# Naive Bayes for Multi label text classification

How to use Naive Bayes for multi-label text classification in R.

I tried using naiveBayes() from e1071 library but it seems that while training, it doesn't accept multi-label class variable.

I created TermDocumentMatrix using the text document corpus and tried to create the model using this matrix and class variable(list of topics a particular document belongs to). Below is the code that I used.

trainvector <- as.vector(traindata$bodyText) trainsource <- VectorSource(trainvector) traincorpus <- Corpus(trainsource) trainmatrix <- t(TermDocumentMatrix(traincorpus)) model <- naiveBayes(as.matrix(trainmatrix), as.factor(traindata$topics))

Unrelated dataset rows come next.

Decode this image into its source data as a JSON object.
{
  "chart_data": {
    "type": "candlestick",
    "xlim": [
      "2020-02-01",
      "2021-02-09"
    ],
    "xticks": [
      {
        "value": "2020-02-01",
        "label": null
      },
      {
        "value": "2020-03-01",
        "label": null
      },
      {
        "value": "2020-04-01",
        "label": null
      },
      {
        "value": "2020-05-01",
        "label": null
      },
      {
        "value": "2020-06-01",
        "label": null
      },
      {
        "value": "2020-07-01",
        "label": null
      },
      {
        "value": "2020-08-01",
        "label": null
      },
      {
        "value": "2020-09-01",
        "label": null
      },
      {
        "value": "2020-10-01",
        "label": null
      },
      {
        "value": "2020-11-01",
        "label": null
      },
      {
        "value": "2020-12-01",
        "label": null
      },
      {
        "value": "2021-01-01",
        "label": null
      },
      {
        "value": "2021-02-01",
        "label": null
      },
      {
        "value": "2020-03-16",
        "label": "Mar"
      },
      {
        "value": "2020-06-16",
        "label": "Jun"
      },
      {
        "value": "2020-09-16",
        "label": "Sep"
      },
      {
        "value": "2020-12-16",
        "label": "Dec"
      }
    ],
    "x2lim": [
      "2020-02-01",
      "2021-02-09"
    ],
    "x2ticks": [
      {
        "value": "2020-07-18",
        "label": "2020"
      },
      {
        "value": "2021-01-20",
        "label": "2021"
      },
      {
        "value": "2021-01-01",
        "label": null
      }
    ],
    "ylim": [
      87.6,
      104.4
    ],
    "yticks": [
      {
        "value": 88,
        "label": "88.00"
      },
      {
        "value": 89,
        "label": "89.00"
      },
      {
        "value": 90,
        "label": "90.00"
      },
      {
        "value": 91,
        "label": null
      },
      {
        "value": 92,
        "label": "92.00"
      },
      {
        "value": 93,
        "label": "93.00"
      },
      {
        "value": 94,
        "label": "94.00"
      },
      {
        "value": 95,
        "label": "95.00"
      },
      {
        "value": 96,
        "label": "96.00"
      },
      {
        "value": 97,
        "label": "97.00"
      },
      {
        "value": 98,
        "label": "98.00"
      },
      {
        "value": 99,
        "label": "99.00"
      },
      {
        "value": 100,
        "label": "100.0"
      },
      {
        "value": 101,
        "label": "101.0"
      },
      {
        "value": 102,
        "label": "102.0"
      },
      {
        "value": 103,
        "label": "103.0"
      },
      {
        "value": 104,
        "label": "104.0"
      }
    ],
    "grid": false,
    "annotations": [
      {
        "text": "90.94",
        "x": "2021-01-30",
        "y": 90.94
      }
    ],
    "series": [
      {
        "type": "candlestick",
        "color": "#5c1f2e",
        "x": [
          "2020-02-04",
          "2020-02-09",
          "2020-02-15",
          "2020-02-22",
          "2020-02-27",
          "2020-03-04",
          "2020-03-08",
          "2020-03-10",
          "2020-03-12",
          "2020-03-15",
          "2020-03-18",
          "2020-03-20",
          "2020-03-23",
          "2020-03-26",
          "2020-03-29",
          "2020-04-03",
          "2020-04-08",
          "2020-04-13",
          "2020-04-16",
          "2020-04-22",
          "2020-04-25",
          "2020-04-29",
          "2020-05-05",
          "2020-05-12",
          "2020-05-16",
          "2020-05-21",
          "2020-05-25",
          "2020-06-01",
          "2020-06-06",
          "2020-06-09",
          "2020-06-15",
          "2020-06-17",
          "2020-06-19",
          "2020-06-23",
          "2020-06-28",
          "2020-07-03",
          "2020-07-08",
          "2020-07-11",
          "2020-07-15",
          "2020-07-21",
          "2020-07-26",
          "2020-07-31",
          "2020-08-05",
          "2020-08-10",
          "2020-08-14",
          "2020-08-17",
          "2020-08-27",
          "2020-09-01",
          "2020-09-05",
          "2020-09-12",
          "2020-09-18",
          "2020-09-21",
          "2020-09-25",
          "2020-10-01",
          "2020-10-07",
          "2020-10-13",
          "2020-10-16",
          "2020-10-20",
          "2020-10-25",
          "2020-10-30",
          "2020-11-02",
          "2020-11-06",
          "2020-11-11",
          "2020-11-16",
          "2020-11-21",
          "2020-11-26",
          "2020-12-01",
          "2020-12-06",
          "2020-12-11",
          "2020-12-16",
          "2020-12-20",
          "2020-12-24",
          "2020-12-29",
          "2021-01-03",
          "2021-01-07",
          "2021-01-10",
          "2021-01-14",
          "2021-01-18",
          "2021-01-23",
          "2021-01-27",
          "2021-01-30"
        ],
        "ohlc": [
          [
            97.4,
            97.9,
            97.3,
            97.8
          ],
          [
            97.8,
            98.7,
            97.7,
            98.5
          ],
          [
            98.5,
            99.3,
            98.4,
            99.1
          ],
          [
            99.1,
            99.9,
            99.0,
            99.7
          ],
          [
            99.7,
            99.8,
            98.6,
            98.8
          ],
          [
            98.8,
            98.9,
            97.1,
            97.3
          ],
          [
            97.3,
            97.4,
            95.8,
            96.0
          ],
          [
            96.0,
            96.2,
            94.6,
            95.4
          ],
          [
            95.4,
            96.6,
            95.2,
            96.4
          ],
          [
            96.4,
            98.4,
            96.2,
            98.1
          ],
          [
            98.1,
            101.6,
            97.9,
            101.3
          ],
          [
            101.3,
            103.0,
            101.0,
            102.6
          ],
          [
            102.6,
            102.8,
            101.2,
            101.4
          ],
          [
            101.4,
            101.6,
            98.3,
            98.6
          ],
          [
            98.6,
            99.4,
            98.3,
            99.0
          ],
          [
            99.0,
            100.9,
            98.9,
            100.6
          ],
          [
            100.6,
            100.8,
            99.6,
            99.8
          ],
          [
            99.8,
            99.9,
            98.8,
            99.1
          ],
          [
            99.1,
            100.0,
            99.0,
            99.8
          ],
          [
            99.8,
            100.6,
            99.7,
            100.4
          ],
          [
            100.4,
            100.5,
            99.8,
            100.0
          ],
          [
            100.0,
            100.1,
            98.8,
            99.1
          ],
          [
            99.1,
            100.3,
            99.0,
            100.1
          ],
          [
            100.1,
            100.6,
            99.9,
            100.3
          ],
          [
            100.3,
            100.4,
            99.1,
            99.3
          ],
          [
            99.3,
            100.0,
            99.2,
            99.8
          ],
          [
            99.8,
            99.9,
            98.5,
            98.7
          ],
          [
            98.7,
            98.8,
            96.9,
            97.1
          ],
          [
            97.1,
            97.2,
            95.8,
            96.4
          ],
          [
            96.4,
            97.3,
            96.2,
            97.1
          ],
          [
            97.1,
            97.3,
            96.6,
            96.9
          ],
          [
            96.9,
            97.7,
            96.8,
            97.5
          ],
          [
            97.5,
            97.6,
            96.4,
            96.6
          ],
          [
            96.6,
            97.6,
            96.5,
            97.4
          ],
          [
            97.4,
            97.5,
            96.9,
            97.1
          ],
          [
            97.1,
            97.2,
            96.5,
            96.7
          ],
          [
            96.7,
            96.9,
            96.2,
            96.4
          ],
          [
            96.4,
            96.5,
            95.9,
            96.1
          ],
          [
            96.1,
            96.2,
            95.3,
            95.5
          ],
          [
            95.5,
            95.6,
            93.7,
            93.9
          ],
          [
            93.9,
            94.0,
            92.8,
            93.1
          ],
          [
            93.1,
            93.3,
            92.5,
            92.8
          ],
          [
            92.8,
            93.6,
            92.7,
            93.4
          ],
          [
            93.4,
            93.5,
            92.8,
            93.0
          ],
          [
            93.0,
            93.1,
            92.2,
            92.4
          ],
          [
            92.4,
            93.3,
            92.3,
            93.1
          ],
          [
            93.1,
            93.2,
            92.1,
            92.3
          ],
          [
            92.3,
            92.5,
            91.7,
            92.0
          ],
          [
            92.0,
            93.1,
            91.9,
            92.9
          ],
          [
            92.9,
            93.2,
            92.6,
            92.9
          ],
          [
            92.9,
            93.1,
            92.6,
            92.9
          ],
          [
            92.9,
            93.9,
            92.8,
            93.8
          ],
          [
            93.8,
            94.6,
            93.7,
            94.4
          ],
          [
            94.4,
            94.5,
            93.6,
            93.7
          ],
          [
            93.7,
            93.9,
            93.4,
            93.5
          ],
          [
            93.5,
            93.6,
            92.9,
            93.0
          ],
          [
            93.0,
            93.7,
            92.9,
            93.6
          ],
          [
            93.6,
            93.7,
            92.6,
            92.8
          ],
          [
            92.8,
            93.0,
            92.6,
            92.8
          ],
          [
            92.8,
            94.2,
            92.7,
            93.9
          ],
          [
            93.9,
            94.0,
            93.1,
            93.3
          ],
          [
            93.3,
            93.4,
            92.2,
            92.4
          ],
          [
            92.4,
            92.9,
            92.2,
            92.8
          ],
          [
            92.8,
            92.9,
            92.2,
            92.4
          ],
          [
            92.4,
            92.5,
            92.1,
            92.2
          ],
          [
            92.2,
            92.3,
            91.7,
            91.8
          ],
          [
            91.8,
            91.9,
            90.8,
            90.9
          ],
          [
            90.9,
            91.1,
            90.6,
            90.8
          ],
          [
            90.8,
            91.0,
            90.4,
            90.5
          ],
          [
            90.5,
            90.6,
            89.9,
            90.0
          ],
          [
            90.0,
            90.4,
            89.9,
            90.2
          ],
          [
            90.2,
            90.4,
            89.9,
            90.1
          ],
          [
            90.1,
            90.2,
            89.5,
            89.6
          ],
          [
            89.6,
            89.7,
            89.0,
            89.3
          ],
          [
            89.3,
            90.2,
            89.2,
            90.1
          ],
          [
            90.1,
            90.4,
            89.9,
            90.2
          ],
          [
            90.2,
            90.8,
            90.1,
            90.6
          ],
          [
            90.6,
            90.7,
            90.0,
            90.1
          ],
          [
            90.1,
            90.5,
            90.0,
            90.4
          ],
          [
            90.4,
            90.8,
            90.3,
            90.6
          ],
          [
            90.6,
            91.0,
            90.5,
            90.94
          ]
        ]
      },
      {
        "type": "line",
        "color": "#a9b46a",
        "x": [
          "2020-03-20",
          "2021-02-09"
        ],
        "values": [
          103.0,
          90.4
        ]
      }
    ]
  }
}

The last line gives below error:

Error in sort.list(y) : 'x' must be atomic for 'sort.list'

Have you called 'sort' on a list?

I tried using

model <- naiveBayes(as.matrix(trainmatrix), as.factor(unlist(traindata$topics))) but got error: Error in tapply(var, y, mean, na.rm = TRUE) : arguments must have same length • Isn't Bayes a binary classifier? In R by default?. That's probably why you get an error Apr 27, 2017 at 7:11 ## 1 Answer Since generally, Naive bayes alogorithms implemented by most libraries don't support multilabel classification. Although You can devise your own algorithm taking inspirations from naive bayes approach. For a particular class c, and document d (with 3 words w1,w2,w3) '/' stands for 'given' p(a/b) = probability(a given b) As per bayes theorem. p(c/d) = p(c,d) / p(d) p(c/d) = (p(c)*p(d/c)) / p(d) where: p(d/c) = p(w1/c)*p(w2/c)*p(w3/c) Since words are assumed to be independent of each other. And p(w1/c) can be obtained using your code, calculating count of w1 inside class c documents divided by overall count of w1 in all documents or you can use your own logic But If want to avoid writing detailed code you can restructure your input data to achieve multilabel classification. such that a given document d with n labels/classes (eg d labeled with c1,c2,c3) get expanded into data of n samples (3 here) of same document d with different label each time ((d,c1),(d,c2),(d,c3)). Now you can pass this data into any R/python library supporting multinomial naive bayes. Same needs to be done in your dataset as well. Currently, you are passing traindata$topics which is y variable (training labels) as it is, without modification.

Even after you train your data using this approach. You need to use a probability threshold e.g 0.2, so that class labels with probability above 0.2 will be assigned to that test document.

More better Approach which requires restructuring your input

If you have 'n' class labels then you can train 'n' different binary naive bayes classifier for each of the class. For example, for training a classifier for class 'c1', you train a naive bayes classifier with dependent variable Y denoting the presence of class c1 on that document as '1' and absence as '0'.

After you train 'n' binary naive bayes classifier using this approach. You will now use the output of these n classifiers. e.g if out of these, n classifiers, if a particular classifier, which corresponds to class 'c1' has output probability above 0.5, then class label 'c1' will be assigned to this test document.